French officers get 'a slap on the wrist' in landmark police brutality case
Activists say the police officers got away lightly, calling for firm prison terms.
A French court has given suspended jail sentences to three officers in a rare case of police brutality coming to court after a black man suffered irreversible rectal injuries.
The verdict was handed down in Bobigny on Friday, northeast of Paris, as concerns about police violence in France are coming to the fore following the death of a 17-year-old Muslim teenager, who was shot by police during a traffic stop in June last year.
Activists said the police officers had got away lightly however and called for firm prison terms.
Theo Luhaka was left disabled after suffering severe anal injuries from a police baton, as well as wounds to his head, during a stop-and-search in the Paris suburb of Aulnay-sous-Bois in 2017.
After more than nine hours of deliberation, Marc-Antoine Castelain, 34, who was found guilty of the truncheon blow that injured Luhaka, received a 12-month suspended prison sentence. He was also banned from carrying a weapon and working on the streets as a police officer for five years.
His colleagues Jeremie Dulin, 42, and Tony Hochart, 31, received three-month suspended terms. They were banned from carrying weapons and working on the streets as policemen for two years.
Prosecutors had asked for a three-year suspended jail term for Castelain and suspended sentences of six and three months for Dulin and Hochart respectively.
Castelain's blow ripped the muscle surrounding Luhaka's anus, leaving a wound 10 centimetres (four inches) deep. But the court rejected the charge of "deliberate violence resulting in permanent mutilation or infirmity."
'Symbol of police brutality'
He has become a symbol of the heavy-handed tactics that police are accused of using in the high-rise housing estates that ring the French capital.
Visibly moved, Luhaka did not speak after the ruling. He had said earlier he wanted to see the policemen convicted.
This was a rare case of police brutality to be tried in a court instead of at an internal disciplinary hearing.
His lawyer Antoine Vey said the guilty verdict was a "victory" but activists said the police had gotten away with a slap on the wrist.
"The message sent to the police is: 'You can mutilate, kill. You'll get a reprieve'," said activist Amal Bentounsi.
Legal 'relief'
Castelain's lawyer Thibault de Montbrial called the sentence "a huge relief" because "it has been established, as he has said from day one, that he is not a criminal."
Luhaka initially accused Castelain of raping him with a baton — an accusation the officer denied, saying he had aimed his baton at Luhaka's legs.
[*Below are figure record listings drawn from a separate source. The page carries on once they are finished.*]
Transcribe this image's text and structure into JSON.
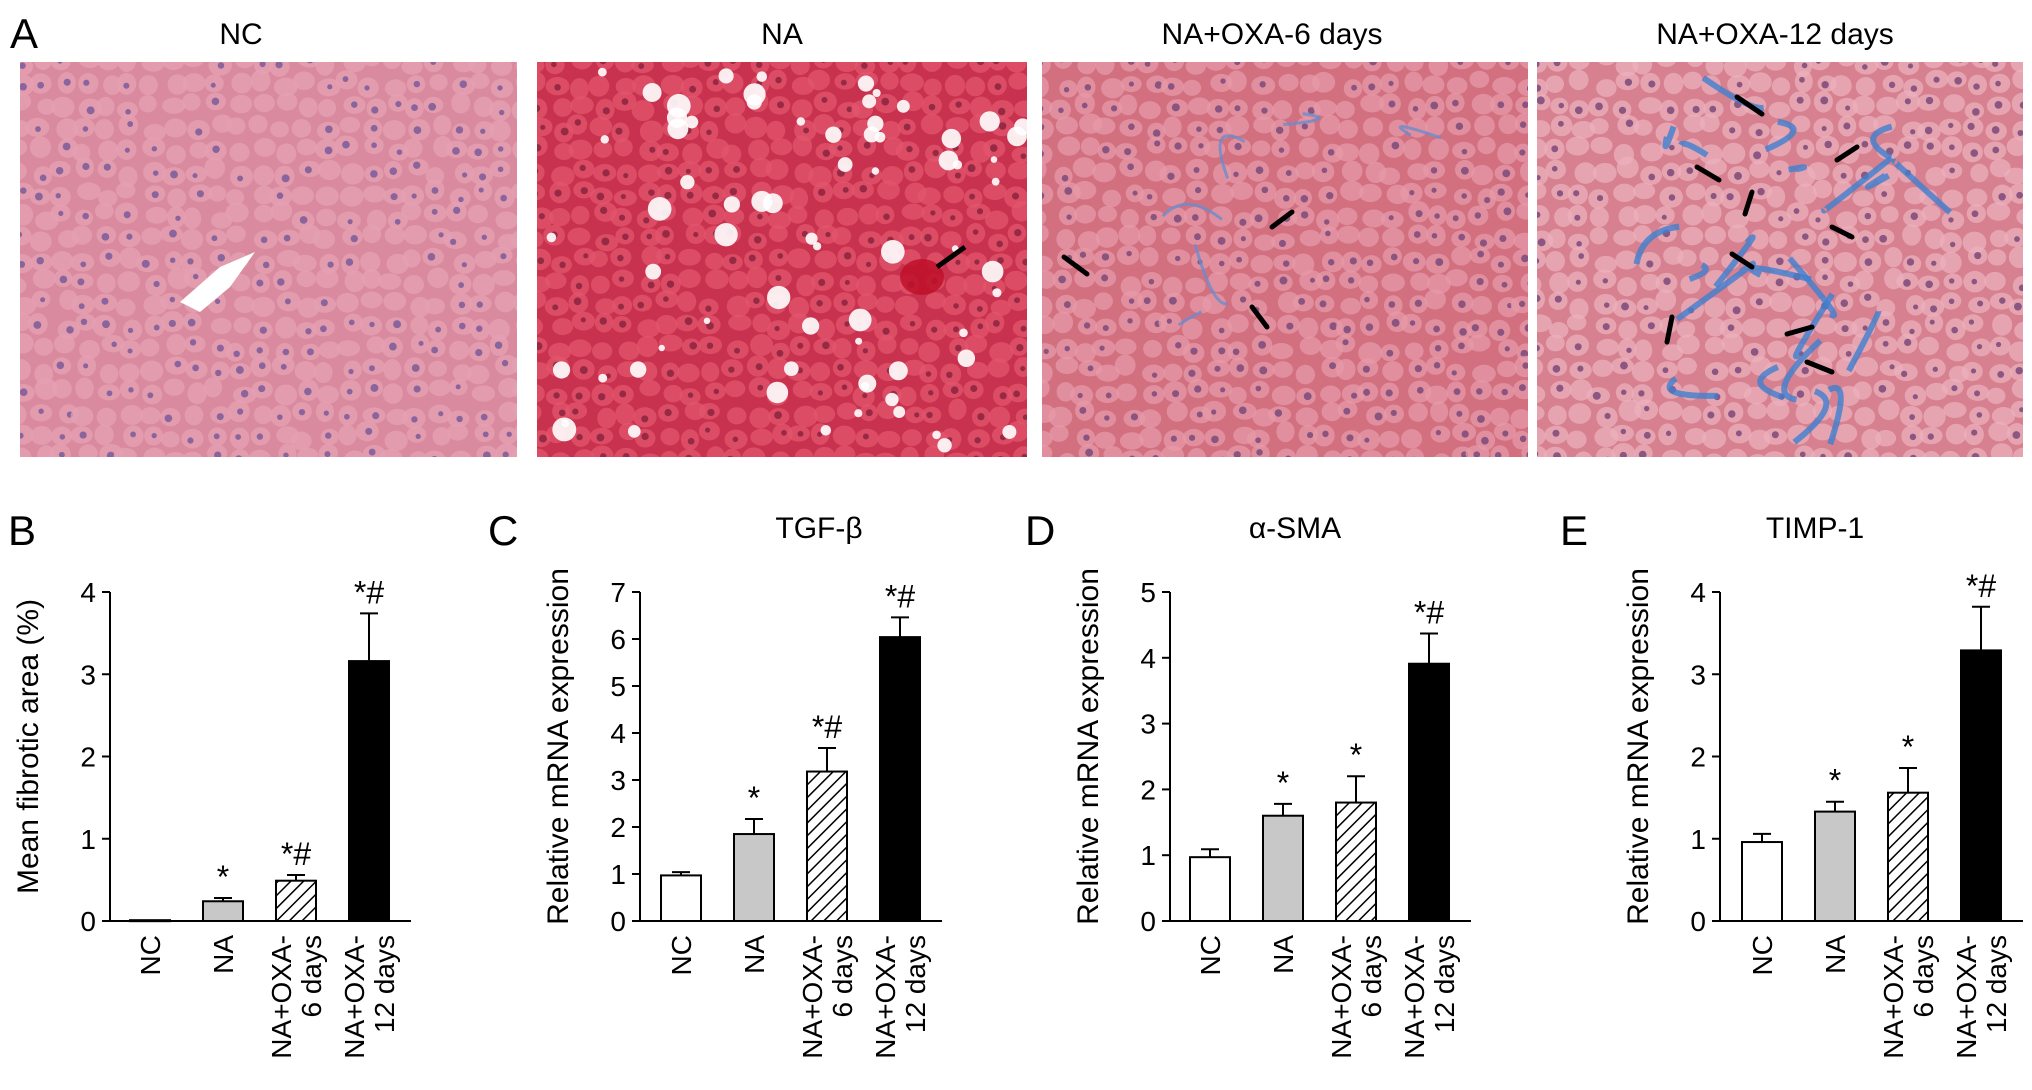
{
  "panel_a": {
    "letter": "A",
    "images": [
      {
        "title": "NC",
        "style": "normal-tissue",
        "colors": {
          "base": "#d98a9e",
          "cell": "#e6a0b3",
          "nucleus": "#7a5a9a",
          "accent": "#ffffff"
        }
      },
      {
        "title": "NA",
        "style": "steatosis",
        "colors": {
          "base": "#c9324e",
          "cell": "#e1566c",
          "nucleus": "#8a2440",
          "accent": "#ffffff"
        }
      },
      {
        "title": "NA+OXA-6 days",
        "style": "mild-fibrosis",
        "colors": {
          "base": "#d27080",
          "cell": "#e59aa8",
          "nucleus": "#7a4a7a",
          "accent": "#6a8ccc"
        }
      },
      {
        "title": "NA+OXA-12 days",
        "style": "severe-fibrosis",
        "colors": {
          "base": "#d68090",
          "cell": "#ebb0bc",
          "nucleus": "#7a4a7a",
          "accent": "#3f7fd0"
        }
      }
    ]
  },
  "chart_data": [
    {
      "letter": "B",
      "type": "bar",
      "title": "",
      "ylabel": "Mean fibrotic area (%)",
      "xlabel": "",
      "ylim": [
        0,
        4
      ],
      "yticks": [
        0,
        1,
        2,
        3,
        4
      ],
      "categories": [
        [
          "NC"
        ],
        [
          "NA"
        ],
        [
          "NA+OXA-",
          "6 days"
        ],
        [
          "NA+OXA-",
          "12 days"
        ]
      ],
      "values": [
        0.01,
        0.24,
        0.49,
        3.16
      ],
      "errors": [
        0.0,
        0.04,
        0.07,
        0.58
      ],
      "annotations": [
        "",
        "*",
        "*#",
        "*#"
      ],
      "fills": [
        "white",
        "gray",
        "hatch",
        "black"
      ]
    },
    {
      "letter": "C",
      "type": "bar",
      "title": "TGF-β",
      "ylabel": "Relative mRNA expression",
      "xlabel": "",
      "ylim": [
        0,
        7
      ],
      "yticks": [
        0,
        1,
        2,
        3,
        4,
        5,
        6,
        7
      ],
      "categories": [
        [
          "NC"
        ],
        [
          "NA"
        ],
        [
          "NA+OXA-",
          "6 days"
        ],
        [
          "NA+OXA-",
          "12 days"
        ]
      ],
      "values": [
        0.97,
        1.85,
        3.18,
        6.04
      ],
      "errors": [
        0.07,
        0.32,
        0.5,
        0.42
      ],
      "annotations": [
        "",
        "*",
        "*#",
        "*#"
      ],
      "fills": [
        "white",
        "gray",
        "hatch",
        "black"
      ]
    },
    {
      "letter": "D",
      "type": "bar",
      "title": "α-SMA",
      "ylabel": "Relative mRNA expression",
      "xlabel": "",
      "ylim": [
        0,
        5
      ],
      "yticks": [
        0,
        1,
        2,
        3,
        4,
        5
      ],
      "categories": [
        [
          "NC"
        ],
        [
          "NA"
        ],
        [
          "NA+OXA-",
          "6 days"
        ],
        [
          "NA+OXA-",
          "12 days"
        ]
      ],
      "values": [
        0.97,
        1.6,
        1.8,
        3.91
      ],
      "errors": [
        0.12,
        0.18,
        0.4,
        0.46
      ],
      "annotations": [
        "",
        "*",
        "*",
        "*#"
      ],
      "fills": [
        "white",
        "gray",
        "hatch",
        "black"
      ]
    },
    {
      "letter": "E",
      "type": "bar",
      "title": "TIMP-1",
      "ylabel": "Relative mRNA expression",
      "xlabel": "",
      "ylim": [
        0,
        4
      ],
      "yticks": [
        0,
        1,
        2,
        3,
        4
      ],
      "categories": [
        [
          "NC"
        ],
        [
          "NA"
        ],
        [
          "NA+OXA-",
          "6 days"
        ],
        [
          "NA+OXA-",
          "12 days"
        ]
      ],
      "values": [
        0.96,
        1.33,
        1.56,
        3.29
      ],
      "errors": [
        0.1,
        0.12,
        0.3,
        0.53
      ],
      "annotations": [
        "",
        "*",
        "*",
        "*#"
      ],
      "fills": [
        "white",
        "gray",
        "hatch",
        "black"
      ]
    }
  ],
  "colors": {
    "gray_bar": "#c8c8c8",
    "black_bar": "#000000",
    "axis": "#000000"
  }
}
Prosecutors said there was not enough evidence to support the rape charge.
"I felt like I was raped," Luhaka told the court on Monday.
The IPGN police watchdog concluded before the trial began that the baton blows were inflicted at a time when "Luhaka was not attacking the physical integrity of the police officers."
Castelain said his baton blow was "legitimate" and had been "taught at the police academy."
The case blew up in the media after security camera footage of the incident was shared online.
In June last year, a police officer shot Nahel, a 17-year-old Muslim Frenchman of North African origin, in the Paris suburb of Nanterre.
The killing sparked more than a week of riots and posed serious questions for France about police brutality, living conditions in urban suburbs and integration in an intensely multicultural society.